19 I come then to the exercise of my discretion under s 441D(2). In exercising that discretion I bear in mind the shortness of the remaining duration of the administration and the protection afforded to the plaintiff, whether the DCA comes into effect or not and whether the sale agreement comes into effect or not, as discussed above. I also bear in mind that the general policy of the Law is to permit companies to be returned to viability or, as in this instance, to arrange for enterprises which companies have conducted to be disposed of as going concerns so as to effect the greatest return to the creditors and contributories, particularly as compared with the result of a fire sale. In this regard, there is evidence as to the value of the machine which it has not been necessary for me to advert to previously. Such machines are apparently in demand and this one will not be reduced to scrap value by being taken out of its present use in this colliery. However, it is common ground that the value of the machine on the open market outside the colliery is considerably less than it is in situ in this colliery on a going concern basis. In addition, there are the costs of its removal from the colliery, the estimates of which vary from some tens of thousands of dollars well into six figures.
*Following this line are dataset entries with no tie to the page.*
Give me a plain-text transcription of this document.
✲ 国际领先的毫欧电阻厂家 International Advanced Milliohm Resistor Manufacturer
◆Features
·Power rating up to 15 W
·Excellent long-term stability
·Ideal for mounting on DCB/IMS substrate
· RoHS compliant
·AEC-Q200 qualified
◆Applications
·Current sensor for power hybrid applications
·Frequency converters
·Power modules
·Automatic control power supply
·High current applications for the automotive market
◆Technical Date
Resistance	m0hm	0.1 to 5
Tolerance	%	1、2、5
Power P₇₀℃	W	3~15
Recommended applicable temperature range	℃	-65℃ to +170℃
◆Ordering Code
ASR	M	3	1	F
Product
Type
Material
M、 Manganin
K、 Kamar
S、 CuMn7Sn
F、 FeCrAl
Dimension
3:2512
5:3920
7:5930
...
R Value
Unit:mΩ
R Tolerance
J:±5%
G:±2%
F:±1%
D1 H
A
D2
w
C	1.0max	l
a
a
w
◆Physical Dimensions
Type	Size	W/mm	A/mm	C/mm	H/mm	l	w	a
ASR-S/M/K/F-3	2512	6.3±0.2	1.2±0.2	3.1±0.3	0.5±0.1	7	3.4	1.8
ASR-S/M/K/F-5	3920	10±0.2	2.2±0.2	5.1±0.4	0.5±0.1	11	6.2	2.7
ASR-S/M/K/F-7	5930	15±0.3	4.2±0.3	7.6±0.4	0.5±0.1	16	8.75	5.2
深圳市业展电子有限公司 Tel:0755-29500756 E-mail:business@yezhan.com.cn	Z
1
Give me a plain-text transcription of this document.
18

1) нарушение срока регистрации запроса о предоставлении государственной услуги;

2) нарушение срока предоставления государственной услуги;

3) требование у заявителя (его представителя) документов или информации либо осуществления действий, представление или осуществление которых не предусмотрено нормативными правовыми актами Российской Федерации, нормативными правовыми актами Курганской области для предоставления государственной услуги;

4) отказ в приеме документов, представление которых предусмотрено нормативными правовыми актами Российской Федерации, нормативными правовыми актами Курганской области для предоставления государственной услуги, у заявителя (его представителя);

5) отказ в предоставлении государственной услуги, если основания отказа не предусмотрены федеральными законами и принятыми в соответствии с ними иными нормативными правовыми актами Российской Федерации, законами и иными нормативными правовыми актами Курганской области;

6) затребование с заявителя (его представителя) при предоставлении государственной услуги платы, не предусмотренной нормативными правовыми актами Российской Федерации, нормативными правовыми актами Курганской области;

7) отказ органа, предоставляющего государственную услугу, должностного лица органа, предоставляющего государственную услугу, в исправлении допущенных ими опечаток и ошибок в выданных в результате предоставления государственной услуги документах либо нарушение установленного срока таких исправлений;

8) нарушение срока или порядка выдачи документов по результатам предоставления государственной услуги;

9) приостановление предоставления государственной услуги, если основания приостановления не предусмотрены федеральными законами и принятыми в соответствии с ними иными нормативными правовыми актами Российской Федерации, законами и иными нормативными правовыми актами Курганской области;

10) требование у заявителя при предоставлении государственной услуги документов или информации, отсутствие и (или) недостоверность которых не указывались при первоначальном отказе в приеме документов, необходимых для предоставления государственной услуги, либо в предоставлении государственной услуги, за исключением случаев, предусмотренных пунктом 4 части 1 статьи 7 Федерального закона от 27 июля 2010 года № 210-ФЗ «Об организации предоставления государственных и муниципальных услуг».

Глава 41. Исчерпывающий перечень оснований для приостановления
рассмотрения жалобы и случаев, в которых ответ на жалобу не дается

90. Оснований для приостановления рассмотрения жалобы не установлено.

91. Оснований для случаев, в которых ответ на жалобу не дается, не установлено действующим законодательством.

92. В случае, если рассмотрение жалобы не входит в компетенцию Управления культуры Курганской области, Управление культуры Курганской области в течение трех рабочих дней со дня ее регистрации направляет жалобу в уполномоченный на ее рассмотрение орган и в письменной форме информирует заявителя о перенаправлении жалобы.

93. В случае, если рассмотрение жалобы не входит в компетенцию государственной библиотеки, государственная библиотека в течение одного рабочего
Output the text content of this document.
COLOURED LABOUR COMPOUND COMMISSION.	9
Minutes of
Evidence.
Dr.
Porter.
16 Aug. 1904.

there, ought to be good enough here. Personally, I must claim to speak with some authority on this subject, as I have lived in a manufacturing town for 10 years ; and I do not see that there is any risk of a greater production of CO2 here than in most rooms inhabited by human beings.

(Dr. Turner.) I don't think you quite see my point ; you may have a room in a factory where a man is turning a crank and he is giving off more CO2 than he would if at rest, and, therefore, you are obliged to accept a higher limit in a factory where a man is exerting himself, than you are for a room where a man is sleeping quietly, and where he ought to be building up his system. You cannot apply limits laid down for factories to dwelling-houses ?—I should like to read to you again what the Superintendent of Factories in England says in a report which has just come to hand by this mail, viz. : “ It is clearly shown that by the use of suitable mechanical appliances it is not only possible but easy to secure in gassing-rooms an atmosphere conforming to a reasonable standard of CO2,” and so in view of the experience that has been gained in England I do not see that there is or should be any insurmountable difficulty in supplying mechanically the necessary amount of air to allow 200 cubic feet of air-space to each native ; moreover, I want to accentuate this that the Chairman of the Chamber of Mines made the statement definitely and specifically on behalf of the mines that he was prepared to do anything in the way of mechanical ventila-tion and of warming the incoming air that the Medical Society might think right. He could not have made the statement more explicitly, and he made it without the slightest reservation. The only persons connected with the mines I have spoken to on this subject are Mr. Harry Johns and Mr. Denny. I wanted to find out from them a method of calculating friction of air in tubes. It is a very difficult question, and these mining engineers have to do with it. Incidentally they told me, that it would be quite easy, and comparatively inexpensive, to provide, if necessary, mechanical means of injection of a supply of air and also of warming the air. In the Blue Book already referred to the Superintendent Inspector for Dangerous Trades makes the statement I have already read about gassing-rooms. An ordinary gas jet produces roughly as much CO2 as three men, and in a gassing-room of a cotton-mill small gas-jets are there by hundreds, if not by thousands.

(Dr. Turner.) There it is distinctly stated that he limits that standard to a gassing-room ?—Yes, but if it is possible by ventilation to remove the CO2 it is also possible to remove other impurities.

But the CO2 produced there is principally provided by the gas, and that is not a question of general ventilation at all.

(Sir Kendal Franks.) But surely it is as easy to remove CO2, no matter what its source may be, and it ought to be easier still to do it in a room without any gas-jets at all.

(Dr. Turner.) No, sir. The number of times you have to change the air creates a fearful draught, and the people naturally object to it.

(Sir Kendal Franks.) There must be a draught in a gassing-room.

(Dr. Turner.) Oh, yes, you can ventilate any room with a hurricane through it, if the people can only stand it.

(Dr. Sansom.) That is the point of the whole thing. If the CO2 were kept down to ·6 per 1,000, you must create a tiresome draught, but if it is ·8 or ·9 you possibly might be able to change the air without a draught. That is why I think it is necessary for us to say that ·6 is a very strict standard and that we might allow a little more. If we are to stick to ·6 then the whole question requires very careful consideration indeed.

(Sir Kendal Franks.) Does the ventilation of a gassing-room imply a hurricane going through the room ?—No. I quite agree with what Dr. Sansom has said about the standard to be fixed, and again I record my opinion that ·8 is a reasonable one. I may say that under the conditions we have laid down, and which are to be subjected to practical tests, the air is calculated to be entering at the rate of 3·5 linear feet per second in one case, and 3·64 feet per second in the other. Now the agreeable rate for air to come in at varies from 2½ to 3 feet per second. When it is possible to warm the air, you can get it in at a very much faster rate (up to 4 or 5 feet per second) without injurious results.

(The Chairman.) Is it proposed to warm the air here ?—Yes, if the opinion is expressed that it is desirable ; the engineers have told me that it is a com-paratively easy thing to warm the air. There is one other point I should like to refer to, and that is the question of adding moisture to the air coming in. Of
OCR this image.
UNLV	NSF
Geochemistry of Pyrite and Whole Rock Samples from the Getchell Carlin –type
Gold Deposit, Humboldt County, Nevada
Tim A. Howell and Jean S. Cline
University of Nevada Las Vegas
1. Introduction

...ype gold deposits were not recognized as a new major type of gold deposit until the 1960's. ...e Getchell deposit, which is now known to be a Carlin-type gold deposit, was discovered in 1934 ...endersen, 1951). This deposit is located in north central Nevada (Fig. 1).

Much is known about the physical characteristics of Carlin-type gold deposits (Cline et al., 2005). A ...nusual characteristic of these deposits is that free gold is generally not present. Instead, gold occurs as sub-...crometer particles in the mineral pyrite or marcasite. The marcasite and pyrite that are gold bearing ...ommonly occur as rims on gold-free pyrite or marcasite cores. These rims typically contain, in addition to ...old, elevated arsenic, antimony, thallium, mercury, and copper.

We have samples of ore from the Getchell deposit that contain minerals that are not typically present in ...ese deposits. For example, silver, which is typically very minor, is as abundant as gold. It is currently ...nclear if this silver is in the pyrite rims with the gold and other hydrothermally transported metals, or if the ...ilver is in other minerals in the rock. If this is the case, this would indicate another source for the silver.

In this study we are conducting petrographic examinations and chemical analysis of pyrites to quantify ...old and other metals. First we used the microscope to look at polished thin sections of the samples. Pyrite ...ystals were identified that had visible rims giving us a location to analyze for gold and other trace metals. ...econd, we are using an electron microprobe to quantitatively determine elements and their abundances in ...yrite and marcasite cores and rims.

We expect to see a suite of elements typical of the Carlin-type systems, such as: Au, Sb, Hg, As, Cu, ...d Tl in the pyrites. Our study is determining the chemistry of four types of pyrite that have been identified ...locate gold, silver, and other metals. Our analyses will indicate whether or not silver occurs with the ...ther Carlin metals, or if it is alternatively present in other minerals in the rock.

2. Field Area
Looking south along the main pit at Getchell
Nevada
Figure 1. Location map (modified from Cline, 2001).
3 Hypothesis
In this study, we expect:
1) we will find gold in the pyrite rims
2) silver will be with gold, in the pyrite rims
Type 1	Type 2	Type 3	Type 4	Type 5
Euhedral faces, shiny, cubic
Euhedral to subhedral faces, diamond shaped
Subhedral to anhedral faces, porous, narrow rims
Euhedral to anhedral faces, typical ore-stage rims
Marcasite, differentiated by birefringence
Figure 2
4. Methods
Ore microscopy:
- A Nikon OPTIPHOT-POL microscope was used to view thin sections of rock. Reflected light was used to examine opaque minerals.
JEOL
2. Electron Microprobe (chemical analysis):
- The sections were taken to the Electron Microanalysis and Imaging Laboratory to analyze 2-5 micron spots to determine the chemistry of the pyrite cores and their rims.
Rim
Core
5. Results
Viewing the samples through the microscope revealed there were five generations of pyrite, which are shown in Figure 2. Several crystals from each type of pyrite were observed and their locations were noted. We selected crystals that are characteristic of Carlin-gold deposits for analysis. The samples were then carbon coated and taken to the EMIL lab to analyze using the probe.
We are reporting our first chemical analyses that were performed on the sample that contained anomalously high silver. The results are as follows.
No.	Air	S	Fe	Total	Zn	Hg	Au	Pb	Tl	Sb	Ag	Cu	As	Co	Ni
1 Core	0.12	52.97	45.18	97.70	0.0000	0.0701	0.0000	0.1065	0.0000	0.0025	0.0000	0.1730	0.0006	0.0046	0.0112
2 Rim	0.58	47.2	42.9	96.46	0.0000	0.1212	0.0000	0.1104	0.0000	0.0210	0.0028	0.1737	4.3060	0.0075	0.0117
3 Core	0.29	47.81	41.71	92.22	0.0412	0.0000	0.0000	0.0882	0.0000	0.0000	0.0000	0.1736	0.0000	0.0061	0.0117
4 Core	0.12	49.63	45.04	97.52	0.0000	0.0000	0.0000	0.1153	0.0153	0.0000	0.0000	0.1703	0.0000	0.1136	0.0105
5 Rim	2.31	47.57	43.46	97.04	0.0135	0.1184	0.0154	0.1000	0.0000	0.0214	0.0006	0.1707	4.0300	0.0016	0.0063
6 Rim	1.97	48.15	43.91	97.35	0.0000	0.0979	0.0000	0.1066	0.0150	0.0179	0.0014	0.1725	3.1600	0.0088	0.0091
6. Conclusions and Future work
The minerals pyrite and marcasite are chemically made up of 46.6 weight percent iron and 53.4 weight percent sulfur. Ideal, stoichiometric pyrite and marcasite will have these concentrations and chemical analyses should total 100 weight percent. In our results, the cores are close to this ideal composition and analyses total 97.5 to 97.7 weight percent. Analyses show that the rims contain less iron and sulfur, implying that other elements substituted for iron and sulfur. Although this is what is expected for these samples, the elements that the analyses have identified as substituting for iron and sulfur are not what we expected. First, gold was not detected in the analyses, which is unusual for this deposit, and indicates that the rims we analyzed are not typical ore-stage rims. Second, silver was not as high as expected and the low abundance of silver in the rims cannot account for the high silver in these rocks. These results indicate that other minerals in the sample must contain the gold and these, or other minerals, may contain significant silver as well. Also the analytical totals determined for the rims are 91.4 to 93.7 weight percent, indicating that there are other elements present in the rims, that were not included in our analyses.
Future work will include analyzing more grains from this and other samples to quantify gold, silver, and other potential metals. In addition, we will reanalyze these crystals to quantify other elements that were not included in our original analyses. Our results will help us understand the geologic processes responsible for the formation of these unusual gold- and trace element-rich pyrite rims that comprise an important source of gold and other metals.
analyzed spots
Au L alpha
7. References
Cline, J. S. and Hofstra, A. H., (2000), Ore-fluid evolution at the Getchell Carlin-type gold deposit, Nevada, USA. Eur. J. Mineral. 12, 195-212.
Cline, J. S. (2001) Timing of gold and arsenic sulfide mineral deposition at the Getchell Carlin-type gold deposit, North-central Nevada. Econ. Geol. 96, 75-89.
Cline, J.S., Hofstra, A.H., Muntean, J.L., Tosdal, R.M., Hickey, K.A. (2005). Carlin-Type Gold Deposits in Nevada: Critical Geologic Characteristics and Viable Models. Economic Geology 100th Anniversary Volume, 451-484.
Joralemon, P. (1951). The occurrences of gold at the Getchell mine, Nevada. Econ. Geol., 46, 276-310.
It is true that special provision is made by the Law for the position of secured creditors who have commenced enforcement action before the administration. One of the special things they are given is the requirement of protection in s 441D(3). But once that is satisfied, it seems to me that the general policy of this Part of the Law, although it does not entirely govern the situation, is a factor to be taken into account in exercising the discretion under s 441D(2) when it arises. Taking all the above factors into account, I have decided, in this case, to exercise the discretion by making an appropriate order under s 441D(2) upon the giving of an undertaking to the Court by the administrator in the form set out above.
20 Short minutes to effect this decision should be brought in.